Di era globalisasi termasuk MEA sekarang ini, peran teknologi informasi dan komunikasi (TIK) sangat penting di berbagi bidang baik ideloogi, politik, ekonomi, sosial budaya, pertahanan keamanan, serta bidang lainnya. Penerapan TIK di banyak perusahaan membuka peluang besar bagi siapapun yang memiliki keahlian TIK. Penguasaan TIK menjadi sangat krusial dalam daya saing dengan tenaga kerja dari negara lain.
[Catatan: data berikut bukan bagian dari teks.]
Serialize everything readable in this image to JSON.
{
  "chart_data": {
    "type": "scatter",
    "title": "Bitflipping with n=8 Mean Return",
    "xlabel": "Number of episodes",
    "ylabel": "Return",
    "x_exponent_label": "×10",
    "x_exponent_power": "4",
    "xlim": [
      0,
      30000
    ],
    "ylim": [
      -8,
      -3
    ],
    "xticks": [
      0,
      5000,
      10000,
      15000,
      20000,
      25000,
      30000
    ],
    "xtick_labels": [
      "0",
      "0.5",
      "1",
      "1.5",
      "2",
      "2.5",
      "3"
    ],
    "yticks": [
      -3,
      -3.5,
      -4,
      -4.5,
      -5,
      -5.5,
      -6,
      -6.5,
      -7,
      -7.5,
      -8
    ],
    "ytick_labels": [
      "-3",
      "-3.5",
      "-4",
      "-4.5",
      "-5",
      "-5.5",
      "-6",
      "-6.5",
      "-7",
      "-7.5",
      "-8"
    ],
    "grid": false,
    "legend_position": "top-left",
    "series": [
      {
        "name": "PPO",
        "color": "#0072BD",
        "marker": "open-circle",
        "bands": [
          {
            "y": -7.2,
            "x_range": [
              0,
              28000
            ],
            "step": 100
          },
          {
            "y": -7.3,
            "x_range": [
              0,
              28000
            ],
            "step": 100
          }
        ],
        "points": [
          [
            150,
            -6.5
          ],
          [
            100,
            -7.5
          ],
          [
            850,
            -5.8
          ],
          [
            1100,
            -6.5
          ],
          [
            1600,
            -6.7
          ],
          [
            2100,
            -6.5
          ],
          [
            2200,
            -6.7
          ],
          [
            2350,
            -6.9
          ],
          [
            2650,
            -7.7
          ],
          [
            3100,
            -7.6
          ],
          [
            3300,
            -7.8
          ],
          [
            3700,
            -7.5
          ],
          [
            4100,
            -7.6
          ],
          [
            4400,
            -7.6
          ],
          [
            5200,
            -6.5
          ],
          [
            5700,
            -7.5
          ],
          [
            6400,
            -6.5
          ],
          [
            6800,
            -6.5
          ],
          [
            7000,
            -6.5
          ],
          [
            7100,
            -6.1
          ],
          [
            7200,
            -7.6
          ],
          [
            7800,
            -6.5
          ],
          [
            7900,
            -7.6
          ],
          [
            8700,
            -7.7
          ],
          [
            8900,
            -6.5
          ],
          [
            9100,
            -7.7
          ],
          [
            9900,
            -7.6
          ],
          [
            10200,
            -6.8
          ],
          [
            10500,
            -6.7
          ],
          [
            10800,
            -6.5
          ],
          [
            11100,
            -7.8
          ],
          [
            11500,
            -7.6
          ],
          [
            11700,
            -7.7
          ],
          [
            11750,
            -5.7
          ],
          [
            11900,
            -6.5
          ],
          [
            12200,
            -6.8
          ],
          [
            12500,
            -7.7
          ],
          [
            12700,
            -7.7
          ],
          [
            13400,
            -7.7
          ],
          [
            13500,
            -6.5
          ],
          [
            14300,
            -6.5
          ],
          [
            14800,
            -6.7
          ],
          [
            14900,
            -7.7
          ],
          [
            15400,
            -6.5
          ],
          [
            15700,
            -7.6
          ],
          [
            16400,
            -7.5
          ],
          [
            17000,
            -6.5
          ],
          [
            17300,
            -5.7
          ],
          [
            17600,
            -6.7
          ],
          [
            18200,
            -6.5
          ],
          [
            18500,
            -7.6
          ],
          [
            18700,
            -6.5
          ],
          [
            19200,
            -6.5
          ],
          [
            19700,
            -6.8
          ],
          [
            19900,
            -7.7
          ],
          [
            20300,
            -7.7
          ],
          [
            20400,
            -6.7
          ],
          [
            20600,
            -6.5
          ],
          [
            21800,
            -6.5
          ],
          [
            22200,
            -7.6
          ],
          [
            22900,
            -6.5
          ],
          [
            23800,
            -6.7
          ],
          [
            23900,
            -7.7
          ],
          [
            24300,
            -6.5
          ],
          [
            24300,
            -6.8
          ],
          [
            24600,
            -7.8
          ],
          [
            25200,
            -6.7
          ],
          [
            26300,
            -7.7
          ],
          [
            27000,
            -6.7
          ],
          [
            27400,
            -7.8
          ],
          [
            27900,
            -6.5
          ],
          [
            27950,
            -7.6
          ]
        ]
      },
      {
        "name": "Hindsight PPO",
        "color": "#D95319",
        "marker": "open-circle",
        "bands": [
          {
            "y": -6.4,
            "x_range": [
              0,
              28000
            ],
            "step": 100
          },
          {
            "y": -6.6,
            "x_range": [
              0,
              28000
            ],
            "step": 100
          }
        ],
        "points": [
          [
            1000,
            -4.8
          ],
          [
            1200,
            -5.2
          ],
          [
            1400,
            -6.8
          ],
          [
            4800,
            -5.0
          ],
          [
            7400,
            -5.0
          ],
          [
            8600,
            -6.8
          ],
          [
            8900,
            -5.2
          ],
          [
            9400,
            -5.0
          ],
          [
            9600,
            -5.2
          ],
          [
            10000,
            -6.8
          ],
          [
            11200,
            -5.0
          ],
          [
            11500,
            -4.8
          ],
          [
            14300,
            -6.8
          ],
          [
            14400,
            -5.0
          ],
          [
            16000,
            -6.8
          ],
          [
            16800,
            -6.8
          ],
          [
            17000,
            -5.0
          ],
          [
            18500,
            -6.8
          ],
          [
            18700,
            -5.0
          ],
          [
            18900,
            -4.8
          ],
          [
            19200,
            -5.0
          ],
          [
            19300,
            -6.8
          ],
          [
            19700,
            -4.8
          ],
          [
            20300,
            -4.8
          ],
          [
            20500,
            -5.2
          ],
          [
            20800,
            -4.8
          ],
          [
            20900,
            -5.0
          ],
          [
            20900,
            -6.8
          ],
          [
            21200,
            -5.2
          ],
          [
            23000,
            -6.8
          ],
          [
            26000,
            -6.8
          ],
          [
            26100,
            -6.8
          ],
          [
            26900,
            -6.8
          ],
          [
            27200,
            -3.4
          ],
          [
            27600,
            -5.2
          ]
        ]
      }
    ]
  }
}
Dengan ditunjang soft skill kepribadian yang bisa dipercaya (kejujuran), perilaku santun, disiplin, mau bekerja keras, kreatif dan inovatif, serta soft skill lainnya, niscaya kita tidak lagi hanya menjadi tenaga kerja non terampil alias bawahan dari tenaga kerja asing. Tentu saja semua itu perlu ditunjang dengan kemampuan komunikasi dalam bahasa internasional atau bahasa daerah setempat. Tercatata di Thailand, pelatihan orang belajar bahasa Indonesia semakin meningkat. Di Vietnam telah muncul pelatihan bahasa Jawa bagi para tenaga kerja. Artinya tenaga kerja di negara tetangga kita telah bersiap diri untuk menyerbu ke negara kita. Bagaimana dengan persiapan kita sendiri?
Pada akhirnya, apapun yang terjadi, siap tidak siap, gong MEA telah didengungkan mulai 1 Januari 2016. Akankah kita hanya menjadi penonton dari sekian banyak peluang usaha yang tersedia? Hanya menjadi penonton kesuksesan tenaga kerja dari negara lain? Tentu saja kita semua termasuk pemerintah tidak mengharapkan hal tersebut terjadi. Dalam setiap perubahan, selalu muncul tantangan disertai peluang bagi kita. Peluang dan kesempatan masih terbuka lebar bagi kita untuk sukses. So, jadilah pelaku usaha di era MEA. Jangan sekalipun berpikir hanya menjadi penonton.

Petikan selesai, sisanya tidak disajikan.